What this translates to is that students are less engaged because they can be. Similar to Murphy’s Law where if something can go wrong it will go wrong, the lesson here is that if students can be disengaged, then there’s not much in online learning that stops them from losing focus. Sure, there are some teachers who forbid turning off the cameras and platforms that go some way to holding on to the participants’ attention with unique features like breakout rooms and video sharing. However, the trend is still towards a recipe for teaching that makes it unquestionably more difficult for teachers to hold students’ attention.
The question that many ask in the face of these challenges unique to 2021 is, what can be done to keep students motivated to learn during online teaching? There are tried and true ways of course, and then there are the innovative and more novel approaches which all have their place and time in some way or another when it comes to what works and what doesn’t. It seems that from much of the literature, a strong factor of consensus is that there are key criteria and factors about the class and teaching that must be identified in order to select the right approach.
Being fully engaged is a difficult task in itself for many students because they have to balance and manage their own time, often when they are already challenged with a lot of new sensory and life experiences on top of being in a new environment. When the element of online learning is thrown into the mix, it can seem that the challenges are compounded for students. This is a good reminder for all educators to keep this idea at the back of our minds as questions of why students aren’t paying attention seem to pop up on a regular basis when we see our learning platforms full of those ‘black little squares’.

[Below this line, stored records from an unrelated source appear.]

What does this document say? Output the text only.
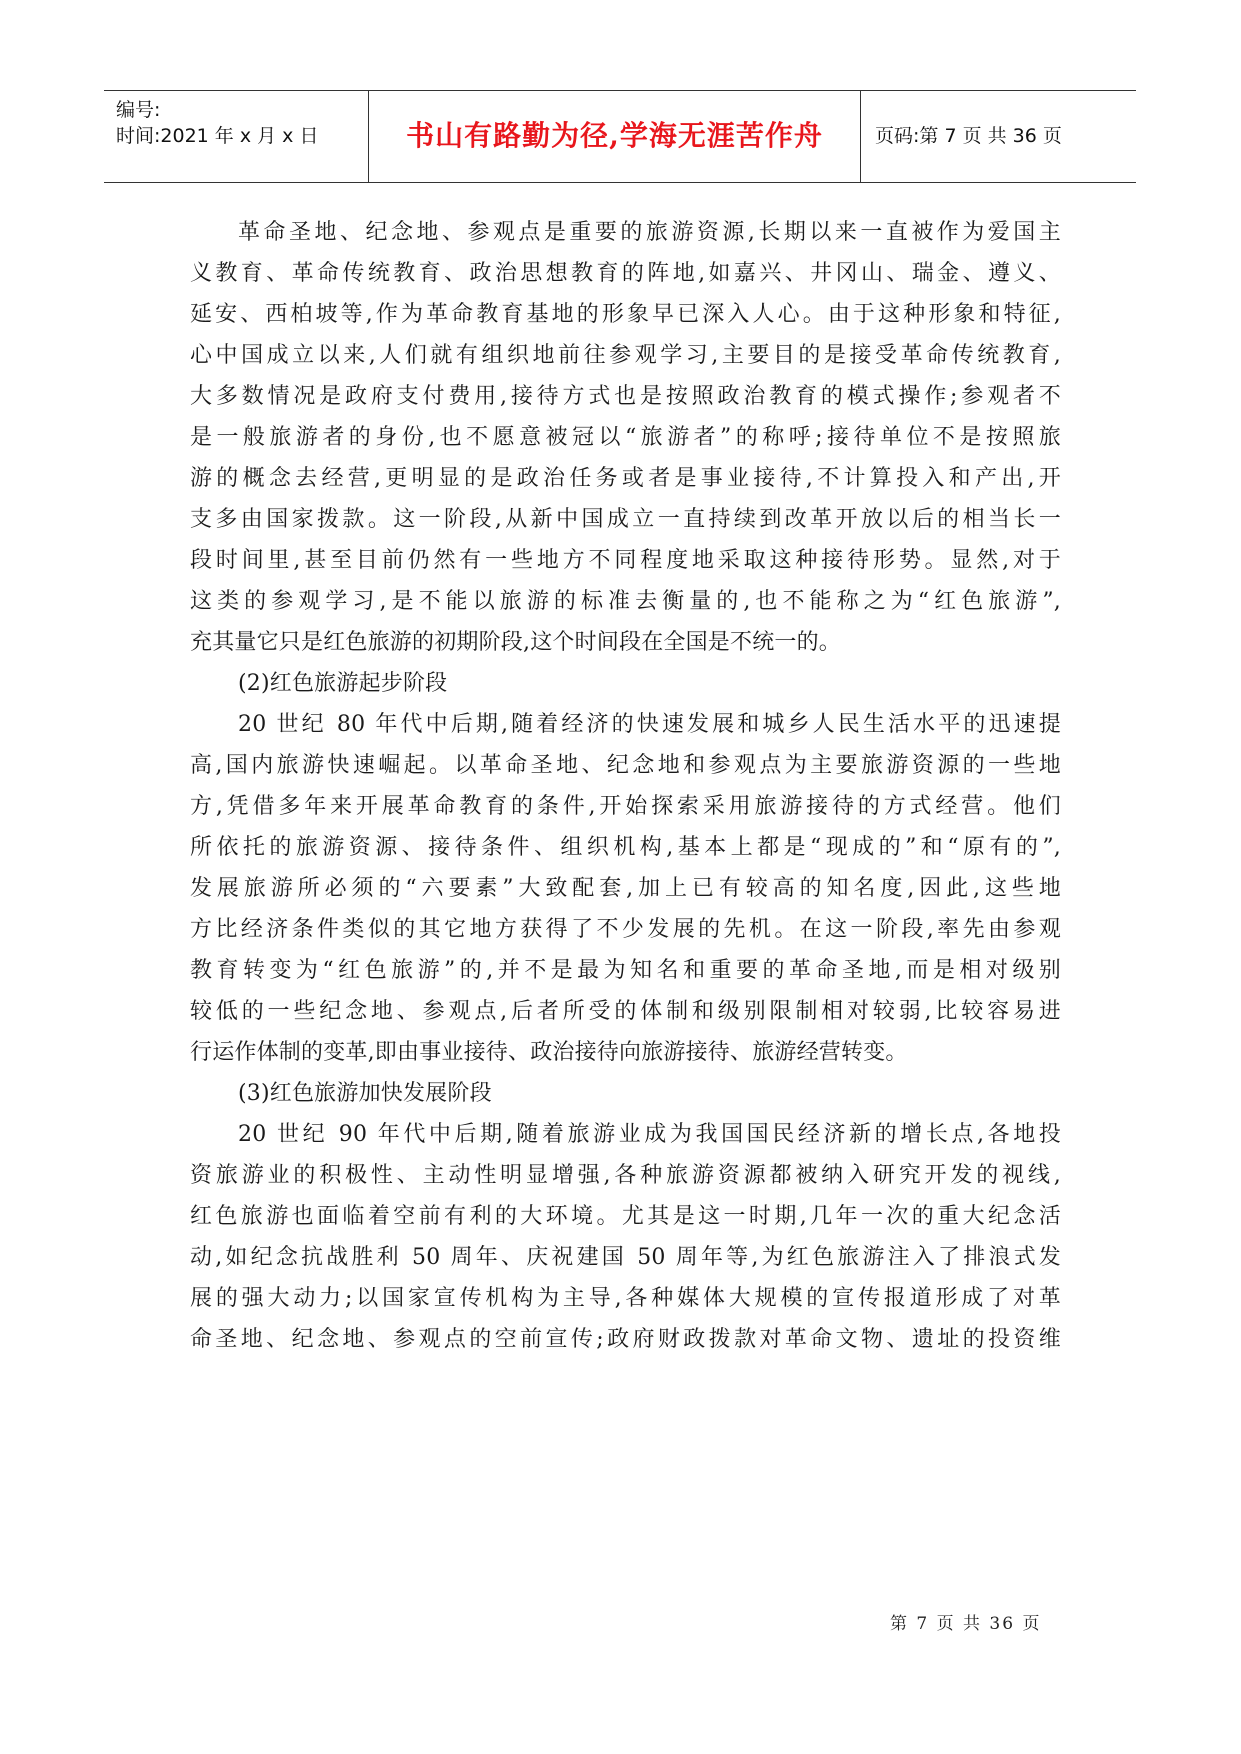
编号:
时间:2021 年 x 月 x 日	书山有路勤为径,学海无涯苦作舟	页码:第 7 页 共 36 页
革命圣地、纪念地、参观点是重要的旅游资源,长期以来一直被作为爱国主
义教育、革命传统教育、政治思想教育的阵地,如嘉兴、井冈山、瑞金、遵义、
延安、西柏坡等,作为革命教育基地的形象早已深入人心。由于这种形象和特征,
心中国成立以来,人们就有组织地前往参观学习,主要目的是接受革命传统教育,
大多数情况是政府支付费用,接待方式也是按照政治教育的模式操作;参观者不
是一般旅游者的身份,也不愿意被冠以“旅游者”的称呼;接待单位不是按照旅
游的概念去经营,更明显的是政治任务或者是事业接待,不计算投入和产出,开
支多由国家拨款。这一阶段,从新中国成立一直持续到改革开放以后的相当长一
段时间里,甚至目前仍然有一些地方不同程度地采取这种接待形势。显然,对于
这类的参观学习,是不能以旅游的标准去衡量的,也不能称之为“红色旅游”,
充其量它只是红色旅游的初期阶段,这个时间段在全国是不统一的。
(2)红色旅游起步阶段
20 世纪 80 年代中后期,随着经济的快速发展和城乡人民生活水平的迅速提
高,国内旅游快速崛起。以革命圣地、纪念地和参观点为主要旅游资源的一些地
方,凭借多年来开展革命教育的条件,开始探索采用旅游接待的方式经营。他们
所依托的旅游资源、接待条件、组织机构,基本上都是“现成的”和“原有的”,
发展旅游所必须的“六要素”大致配套,加上已有较高的知名度,因此,这些地
方比经济条件类似的其它地方获得了不少发展的先机。在这一阶段,率先由参观
教育转变为“红色旅游”的,并不是最为知名和重要的革命圣地,而是相对级别
较低的一些纪念地、参观点,后者所受的体制和级别限制相对较弱,比较容易进
行运作体制的变革,即由事业接待、政治接待向旅游接待、旅游经营转变。
(3)红色旅游加快发展阶段
20 世纪 90 年代中后期,随着旅游业成为我国国民经济新的增长点,各地投
资旅游业的积极性、主动性明显增强,各种旅游资源都被纳入研究开发的视线,
红色旅游也面临着空前有利的大环境。尤其是这一时期,几年一次的重大纪念活
动,如纪念抗战胜利 50 周年、庆祝建国 50 周年等,为红色旅游注入了排浪式发
展的强大动力;以国家宣传机构为主导,各种媒体大规模的宣传报道形成了对革
命圣地、纪念地、参观点的空前宣传;政府财政拨款对革命文物、遗址的投资维
第 7 页 共 36 页
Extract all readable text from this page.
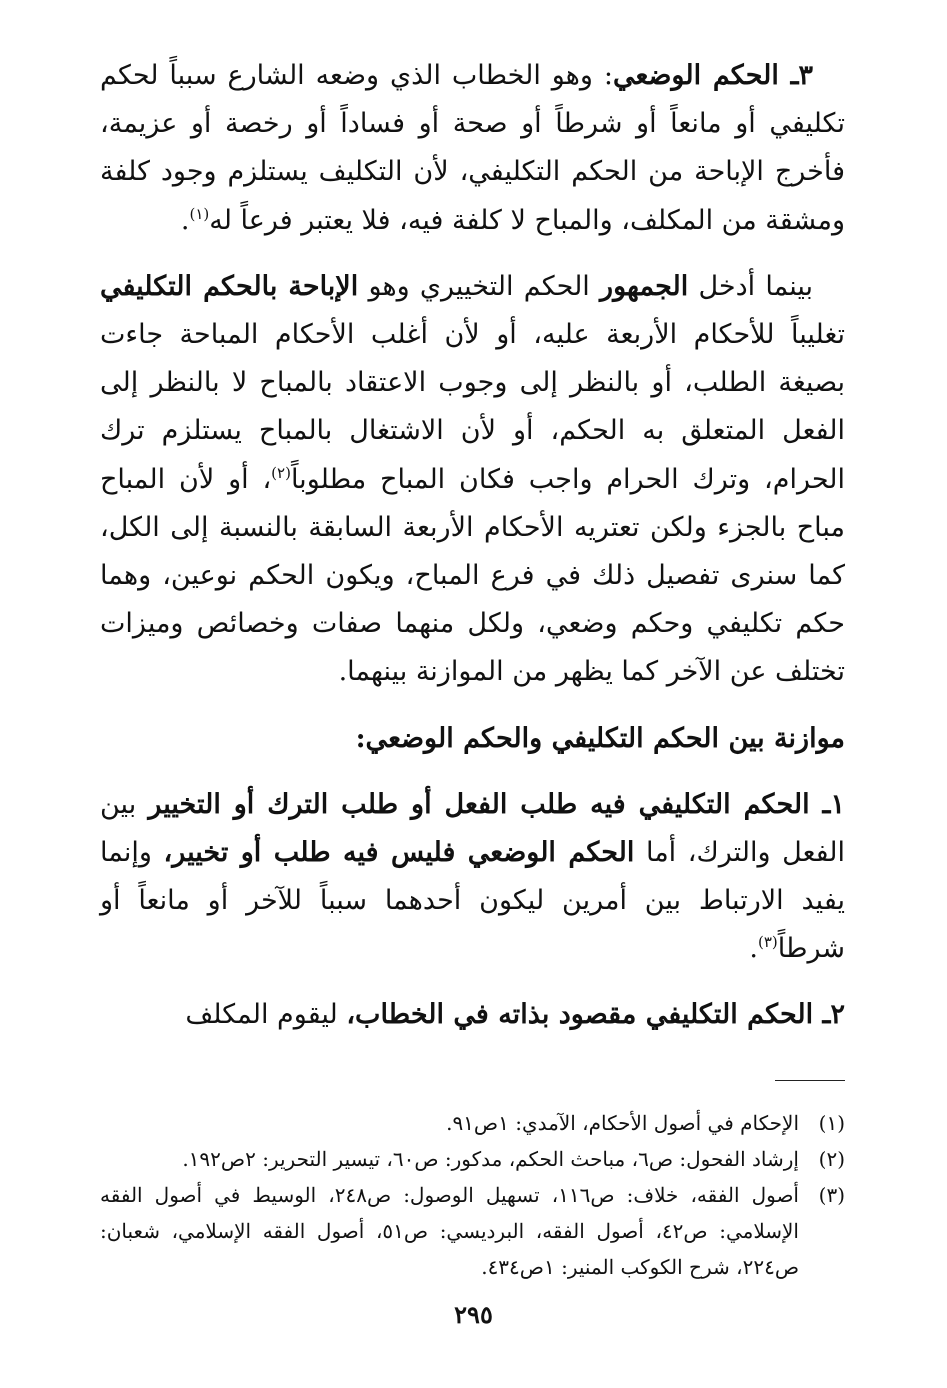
٣ـ الحكم الوضعي: وهو الخطاب الذي وضعه الشارع سبباً لحكم تكليفي أو مانعاً أو شرطاً أو صحة أو فساداً أو رخصة أو عزيمة، فأخرج الإباحة من الحكم التكليفي، لأن التكليف يستلزم وجود كلفة ومشقة من المكلف، والمباح لا كلفة فيه، فلا يعتبر فرعاً له$^{(١)}$.

بينما أدخل الجمهور الحكم التخييري وهو الإباحة بالحكم التكليفي تغليباً للأحكام الأربعة عليه، أو لأن أغلب الأحكام المباحة جاءت بصيغة الطلب، أو بالنظر إلى وجوب الاعتقاد بالمباح لا بالنظر إلى الفعل المتعلق به الحكم، أو لأن الاشتغال بالمباح يستلزم ترك الحرام، وترك الحرام واجب فكان المباح مطلوباً$^{(٢)}$، أو لأن المباح مباح بالجزء ولكن تعتريه الأحكام الأربعة السابقة بالنسبة إلى الكل، كما سنرى تفصيل ذلك في فرع المباح، ويكون الحكم نوعين، وهما حكم تكليفي وحكم وضعي، ولكل منهما صفات وخصائص وميزات تختلف عن الآخر كما يظهر من الموازنة بينهما.

موازنة بين الحكم التكليفي والحكم الوضعي:

١ـ الحكم التكليفي فيه طلب الفعل أو طلب الترك أو التخيير بين الفعل والترك، أما الحكم الوضعي فليس فيه طلب أو تخيير، وإنما يفيد الارتباط بين أمرين ليكون أحدهما سبباً للآخر أو مانعاً أو شرطاً$^{(٣)}$.

٢ـ الحكم التكليفي مقصود بذاته في الخطاب، ليقوم المكلف

(١)
الإحكام في أصول الأحكام، الآمدي: ١ص٩١.
(٢)
إرشاد الفحول: ص٦، مباحث الحكم، مدكور: ص٦٠، تيسير التحرير: ٢ص١٩٢.
(٣)
أصول الفقه، خلاف: ص١١٦، تسهيل الوصول: ص٢٤٨، الوسيط في أصول الفقه الإسلامي: ص٤٢، أصول الفقه، البرديسي: ص٥١، أصول الفقه الإسلامي، شعبان: ص٢٢٤، شرح الكوكب المنير: ١ص٤٣٤.
٢٩٥
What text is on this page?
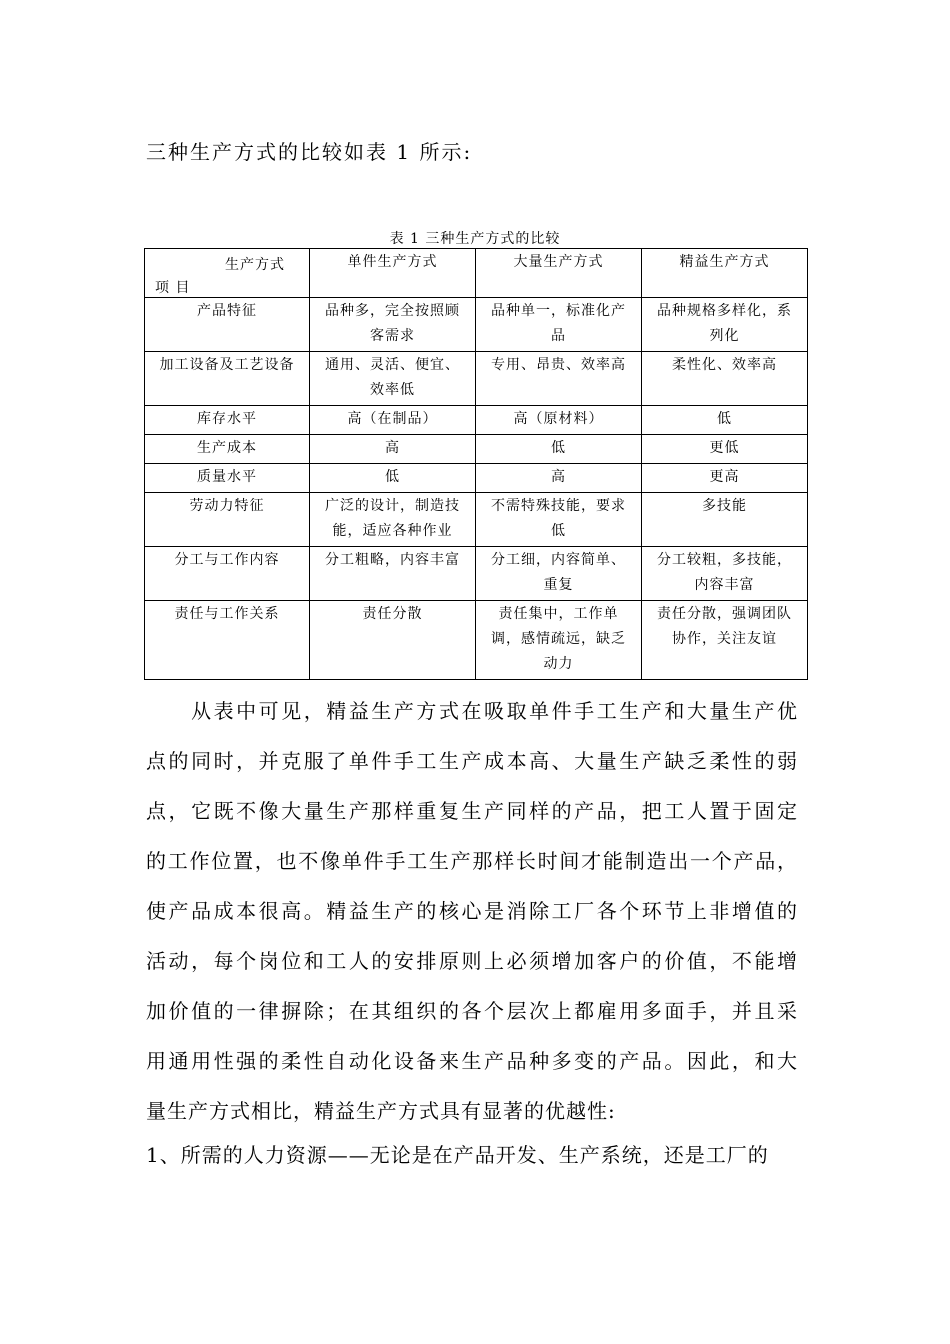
三种生产方式的比较如表 1 所示:
表 1 三种生产方式的比较
生产方式
项 目	单件生产方式	大量生产方式	精益生产方式
产品特征	品种多，完全按照顾客需求	品种单一，标准化产品	品种规格多样化，系列化
加工设备及工艺设备	通用、灵活、便宜、效率低	专用、昂贵、效率高	柔性化、效率高
库存水平	高（在制品）	高（原材料）	低
生产成本	高	低	更低
质量水平	低	高	更高
劳动力特征	广泛的设计，制造技能，适应各种作业	不需特殊技能，要求低	多技能
分工与工作内容	分工粗略，内容丰富	分工细，内容简单、重复	分工较粗，多技能，内容丰富
责任与工作关系	责任分散	责任集中，工作单调，感情疏远，缺乏动力	责任分散，强调团队协作，关注友谊

　　从表中可见，精益生产方式在吸取单件手工生产和大量生产优

点的同时，并克服了单件手工生产成本高、大量生产缺乏柔性的弱

点，它既不像大量生产那样重复生产同样的产品，把工人置于固定

的工作位置，也不像单件手工生产那样长时间才能制造出一个产品，

使产品成本很高。精益生产的核心是消除工厂各个环节上非增值的

活动，每个岗位和工人的安排原则上必须增加客户的价值，不能增

加价值的一律摒除；在其组织的各个层次上都雇用多面手，并且采

用通用性强的柔性自动化设备来生产品种多变的产品。因此，和大

量生产方式相比，精益生产方式具有显著的优越性:

1、所需的人力资源——无论是在产品开发、生产系统，还是工厂的
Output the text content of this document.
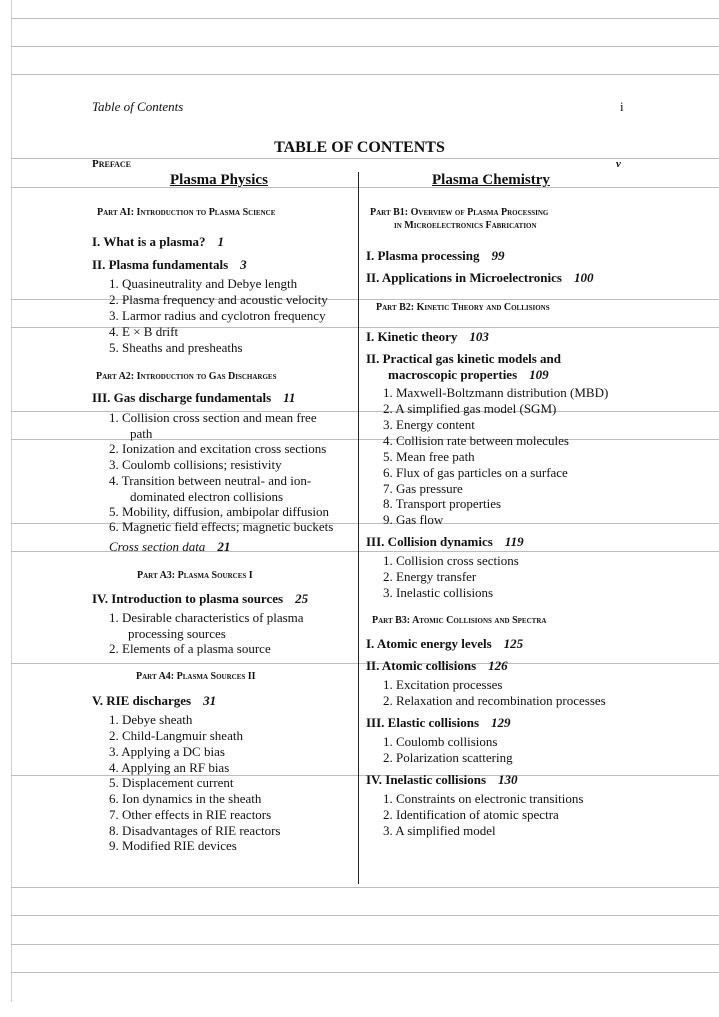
Table of Contents	i
TABLE OF CONTENTS
Preface	v
Plasma Physics	Plasma Chemistry
Part AI: Introduction to Plasma Science
I. What is a plasma? 1
II. Plasma fundamentals 3
1. Quasineutrality and Debye length
2. Plasma frequency and acoustic velocity
3. Larmor radius and cyclotron frequency
4. E × B drift
5. Sheaths and presheaths
Part A2: Introduction to Gas Discharges
III. Gas discharge fundamentals 11
1. Collision cross section and mean free
path
2. Ionization and excitation cross sections
3. Coulomb collisions; resistivity
4. Transition between neutral- and ion-
dominated electron collisions
5. Mobility, diffusion, ambipolar diffusion
6. Magnetic field effects; magnetic buckets
Cross section data 21
Part A3: Plasma Sources I
IV. Introduction to plasma sources 25
1. Desirable characteristics of plasma
processing sources
2. Elements of a plasma source
Part A4: Plasma Sources II
V. RIE discharges 31
1. Debye sheath
2. Child-Langmuir sheath
3. Applying a DC bias
4. Applying an RF bias
5. Displacement current
6. Ion dynamics in the sheath
7. Other effects in RIE reactors
8. Disadvantages of RIE reactors
9. Modified RIE devices
Part B1: Overview of Plasma Processing
in Microelectronics Fabrication
I. Plasma processing 99
II. Applications in Microelectronics 100
Part B2: Kinetic Theory and Collisions
I. Kinetic theory 103
II. Practical gas kinetic models and
macroscopic properties 109
1. Maxwell-Boltzmann distribution (MBD)
2. A simplified gas model (SGM)
3. Energy content
4. Collision rate between molecules
5. Mean free path
6. Flux of gas particles on a surface
7. Gas pressure
8. Transport properties
9. Gas flow
III. Collision dynamics 119
1. Collision cross sections
2. Energy transfer
3. Inelastic collisions
Part B3: Atomic Collisions and Spectra
I. Atomic energy levels 125
II. Atomic collisions 126
1. Excitation processes
2. Relaxation and recombination processes
III. Elastic collisions 129
1. Coulomb collisions
2. Polarization scattering
IV. Inelastic collisions 130
1. Constraints on electronic transitions
2. Identification of atomic spectra
3. A simplified model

Wasn’t technology supposed to be the great saviour for teachers, making their lives easier instead of adding to the stresses of teaching and learning? Well, with the direction that education around the world has been headed in places that can support online learning, we’d think that there would be a sigh of relief from most teachers instead of this more reserved anticipation and bated breath. Perhaps, this is a time where we all can reflect and then gather and share our ideas as teams of interconnected and resourceful individuals to find a way forward together. This is, after all, a new era and the best way to step forward with a greater sense of collective success, is to do this all together.